In lingua italiana significa che noi giornalisti, appresi i comportamenti dei magistrati e le sanzioni già decise dal Csm, dovremmo poter menzionare un cittadino che veste la toga solo se lui ce lo concede, oppure se ciò che lo riguarda sia già al centro della cronaca: dimenticando che focalizzare dei fatti di pubblico interesse, mettendoli proprio al centro della cronaca – i comportamenti di chi giudica della vita altrui, per esempio – è proprio il compito di giornali e giornalisti.
Il risultato sarebbe che nel nostro Paese, cioè, di tre precise categorie non si può scrivere il nome: i minori, le vittime di violenze sessuali – e sin qui c’eravamo – e ora anche i magistrati.

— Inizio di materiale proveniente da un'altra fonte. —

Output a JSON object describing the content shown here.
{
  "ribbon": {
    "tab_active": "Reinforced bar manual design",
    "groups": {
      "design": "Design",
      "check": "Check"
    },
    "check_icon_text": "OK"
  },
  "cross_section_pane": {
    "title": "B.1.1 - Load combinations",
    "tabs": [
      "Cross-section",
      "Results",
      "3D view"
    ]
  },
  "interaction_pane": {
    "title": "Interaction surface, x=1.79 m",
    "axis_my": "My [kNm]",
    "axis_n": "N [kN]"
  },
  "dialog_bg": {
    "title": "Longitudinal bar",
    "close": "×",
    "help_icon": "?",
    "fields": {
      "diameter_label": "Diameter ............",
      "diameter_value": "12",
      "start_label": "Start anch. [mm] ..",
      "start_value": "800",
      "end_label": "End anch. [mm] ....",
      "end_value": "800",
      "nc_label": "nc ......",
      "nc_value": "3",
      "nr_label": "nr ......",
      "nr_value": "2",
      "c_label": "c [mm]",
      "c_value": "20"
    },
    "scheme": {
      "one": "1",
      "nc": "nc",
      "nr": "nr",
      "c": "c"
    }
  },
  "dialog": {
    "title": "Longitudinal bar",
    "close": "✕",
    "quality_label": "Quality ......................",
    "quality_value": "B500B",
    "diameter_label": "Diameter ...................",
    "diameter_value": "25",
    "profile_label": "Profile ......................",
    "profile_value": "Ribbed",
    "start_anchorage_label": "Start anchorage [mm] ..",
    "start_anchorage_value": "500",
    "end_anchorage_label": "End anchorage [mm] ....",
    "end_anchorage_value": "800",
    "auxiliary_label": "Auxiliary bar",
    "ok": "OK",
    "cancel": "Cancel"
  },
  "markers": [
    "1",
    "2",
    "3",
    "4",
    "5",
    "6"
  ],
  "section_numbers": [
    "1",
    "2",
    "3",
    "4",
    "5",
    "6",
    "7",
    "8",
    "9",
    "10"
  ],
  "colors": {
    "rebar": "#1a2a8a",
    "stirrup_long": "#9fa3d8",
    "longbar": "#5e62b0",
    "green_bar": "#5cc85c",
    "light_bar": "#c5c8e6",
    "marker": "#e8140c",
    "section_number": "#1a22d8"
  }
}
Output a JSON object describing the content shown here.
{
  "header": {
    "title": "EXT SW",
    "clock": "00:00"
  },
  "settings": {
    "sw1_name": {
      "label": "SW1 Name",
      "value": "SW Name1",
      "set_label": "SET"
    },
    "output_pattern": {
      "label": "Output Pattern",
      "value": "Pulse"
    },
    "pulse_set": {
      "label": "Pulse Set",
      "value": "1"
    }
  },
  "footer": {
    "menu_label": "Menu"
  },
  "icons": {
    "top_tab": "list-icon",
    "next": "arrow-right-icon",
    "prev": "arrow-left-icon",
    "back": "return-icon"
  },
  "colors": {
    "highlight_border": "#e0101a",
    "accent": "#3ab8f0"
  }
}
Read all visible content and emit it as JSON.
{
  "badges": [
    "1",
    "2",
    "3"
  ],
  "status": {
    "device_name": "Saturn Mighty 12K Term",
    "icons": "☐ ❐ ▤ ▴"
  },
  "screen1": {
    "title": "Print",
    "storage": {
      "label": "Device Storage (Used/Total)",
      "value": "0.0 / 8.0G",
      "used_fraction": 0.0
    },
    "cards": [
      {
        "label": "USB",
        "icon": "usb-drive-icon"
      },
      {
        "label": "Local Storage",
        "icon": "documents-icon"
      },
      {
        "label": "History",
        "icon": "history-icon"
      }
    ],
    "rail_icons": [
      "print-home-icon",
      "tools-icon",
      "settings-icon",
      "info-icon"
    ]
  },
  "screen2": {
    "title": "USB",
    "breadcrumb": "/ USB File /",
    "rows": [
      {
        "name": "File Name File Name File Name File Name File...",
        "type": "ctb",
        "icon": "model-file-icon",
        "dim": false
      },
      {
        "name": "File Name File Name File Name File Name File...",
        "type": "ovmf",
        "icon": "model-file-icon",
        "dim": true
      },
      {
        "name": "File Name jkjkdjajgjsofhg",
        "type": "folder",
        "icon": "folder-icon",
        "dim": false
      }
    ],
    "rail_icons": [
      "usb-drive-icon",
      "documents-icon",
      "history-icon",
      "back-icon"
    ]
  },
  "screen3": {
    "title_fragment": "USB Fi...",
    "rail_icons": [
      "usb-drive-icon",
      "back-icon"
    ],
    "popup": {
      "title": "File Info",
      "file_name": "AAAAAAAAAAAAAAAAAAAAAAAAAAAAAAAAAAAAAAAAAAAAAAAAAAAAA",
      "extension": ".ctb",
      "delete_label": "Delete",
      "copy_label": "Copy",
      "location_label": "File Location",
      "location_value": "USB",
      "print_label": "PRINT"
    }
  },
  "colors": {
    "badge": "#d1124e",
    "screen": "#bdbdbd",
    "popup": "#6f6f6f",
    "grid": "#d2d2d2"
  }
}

Il primo risultato di questa pretesa del Csm è che il mio collega ha dovuto espungere tutti i nomi e i luoghi riconoscibili dal volume che frattanto aveva preparato. Nonostante i controversi pareri raccolti, nessuno – tantomeno lo studio legale della casa editrice, iper-prudente per mestiere – se l’è sentita di sfidare possibili cause milionarie che fossero sporte da una categoria che è stabilmente al primo posto nelle classifiche delle querele e dei risarcimenti ottenuti. Ho verificato peraltro che altri volumi, scritti da altri colleghi, sono incorsi nello stesso problema e alla fine non hanno osato nominare i magistrati: benché sanzionati dal Csm, i loro comportamenti non devono essere conosciuti dalla pubblica opinione.
Il 17 ottobre allora ho scritto pubblicamente al Garante per la protezione dei dati personali, Francesco Pizzetti, investendolo della questione.
Il 21 ottobre mi ha risposto, su Libero, dicendo che avrebbe avviato un’istruttoria. Siamo rimasti lì.